By Nathan Grayson on April 10th, 2012 at 11:00 pm.
Now, that’s not to say it wants you to avoid playing the game – nor is it requesting that you consider exchanging some of your precious monetary currency for J. J. Abrams hit island humdinger. “You,” in this case, refers to your character, Jim. In Lost Planet 3′s first trailer, he is having the worst day, because the titular Lost Planet’s continent-sized nametag should really read “Hello, my name is Incredible Jerk Planet.” First, some sort of alien plant dog knocks him down a mountain, then his gun jams, then a giant enemy crab crashes the party instead of letting him bleed in peace, and finally – when he and his poor, frail 50-ton mech are trying to catch a breather – a snow tidal wave strikes. That’s probably not even physically possible, but that is the extent to which this planet wants Jim to go far, far away. Sounds delightful, right? Well, I have a bit of bad news for you.

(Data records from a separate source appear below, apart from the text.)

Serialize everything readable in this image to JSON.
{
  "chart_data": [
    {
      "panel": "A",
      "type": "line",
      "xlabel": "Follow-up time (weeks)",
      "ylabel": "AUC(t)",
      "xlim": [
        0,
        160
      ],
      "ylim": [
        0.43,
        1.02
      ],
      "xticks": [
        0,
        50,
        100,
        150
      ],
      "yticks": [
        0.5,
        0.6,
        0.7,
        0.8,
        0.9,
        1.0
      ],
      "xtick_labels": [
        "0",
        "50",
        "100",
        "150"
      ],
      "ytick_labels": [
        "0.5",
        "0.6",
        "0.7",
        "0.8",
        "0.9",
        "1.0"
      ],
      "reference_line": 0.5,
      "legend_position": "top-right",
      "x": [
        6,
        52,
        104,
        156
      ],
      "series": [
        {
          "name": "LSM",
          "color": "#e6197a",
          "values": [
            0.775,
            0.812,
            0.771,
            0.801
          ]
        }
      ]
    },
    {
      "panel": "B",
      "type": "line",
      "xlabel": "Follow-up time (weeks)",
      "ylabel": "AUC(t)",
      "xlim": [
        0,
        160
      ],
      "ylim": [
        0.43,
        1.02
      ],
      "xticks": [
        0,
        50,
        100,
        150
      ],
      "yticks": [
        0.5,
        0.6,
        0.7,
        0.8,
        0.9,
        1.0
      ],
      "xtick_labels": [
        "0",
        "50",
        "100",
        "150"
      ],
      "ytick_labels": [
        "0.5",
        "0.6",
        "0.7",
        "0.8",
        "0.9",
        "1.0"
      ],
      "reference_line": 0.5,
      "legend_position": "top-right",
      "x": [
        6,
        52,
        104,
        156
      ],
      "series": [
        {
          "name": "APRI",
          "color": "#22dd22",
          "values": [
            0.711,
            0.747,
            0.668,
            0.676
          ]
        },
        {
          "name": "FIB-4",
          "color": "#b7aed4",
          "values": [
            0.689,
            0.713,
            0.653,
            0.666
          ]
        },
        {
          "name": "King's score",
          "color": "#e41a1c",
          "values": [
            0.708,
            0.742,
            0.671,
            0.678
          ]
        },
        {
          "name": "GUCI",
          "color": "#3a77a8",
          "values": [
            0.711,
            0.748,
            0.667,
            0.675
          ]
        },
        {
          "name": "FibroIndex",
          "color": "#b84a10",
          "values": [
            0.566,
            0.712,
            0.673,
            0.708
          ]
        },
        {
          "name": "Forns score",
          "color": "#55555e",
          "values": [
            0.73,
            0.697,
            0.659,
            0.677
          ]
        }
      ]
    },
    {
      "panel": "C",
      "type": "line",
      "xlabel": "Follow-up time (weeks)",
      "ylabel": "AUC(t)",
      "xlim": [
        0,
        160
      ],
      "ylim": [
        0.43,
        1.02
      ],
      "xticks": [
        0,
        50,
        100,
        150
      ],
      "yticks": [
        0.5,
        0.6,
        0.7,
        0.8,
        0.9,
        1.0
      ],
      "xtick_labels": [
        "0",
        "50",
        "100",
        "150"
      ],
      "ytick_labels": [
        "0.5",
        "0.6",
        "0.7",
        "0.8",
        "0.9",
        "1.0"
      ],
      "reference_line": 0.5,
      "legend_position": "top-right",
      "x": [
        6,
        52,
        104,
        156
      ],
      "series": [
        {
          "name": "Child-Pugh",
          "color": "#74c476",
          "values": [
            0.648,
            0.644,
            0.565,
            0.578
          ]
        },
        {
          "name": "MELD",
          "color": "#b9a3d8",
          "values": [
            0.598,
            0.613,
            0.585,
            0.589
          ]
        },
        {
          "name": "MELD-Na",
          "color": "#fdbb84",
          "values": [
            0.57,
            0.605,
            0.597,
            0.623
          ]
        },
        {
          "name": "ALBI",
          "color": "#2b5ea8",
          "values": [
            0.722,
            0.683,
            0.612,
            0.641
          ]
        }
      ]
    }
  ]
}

Everyone, this is Spark Unlimited. Say hello, Spark. Oops, Spark just spilled lukewarm games all over your shoes. That’s not how you say hello, you silly goose! Similarly, slapping together Turning Point: Fall of Liberty and Legendary: The Box is pretty much the opposite of how to make RPS readers smile, but Spark did that as well. So that’s a rather unfortunate precedent. But look: a robot punching a bug!
Lost Planet 3′s coming to our largely discovered planet early next year. So, who here actually played the other two? Was the formula getting stale? Is this developer switcheroo a thing that needed to happen? Or has Capcom’s relentless Western push led it straight into a frozen, quality-bereft wasteland?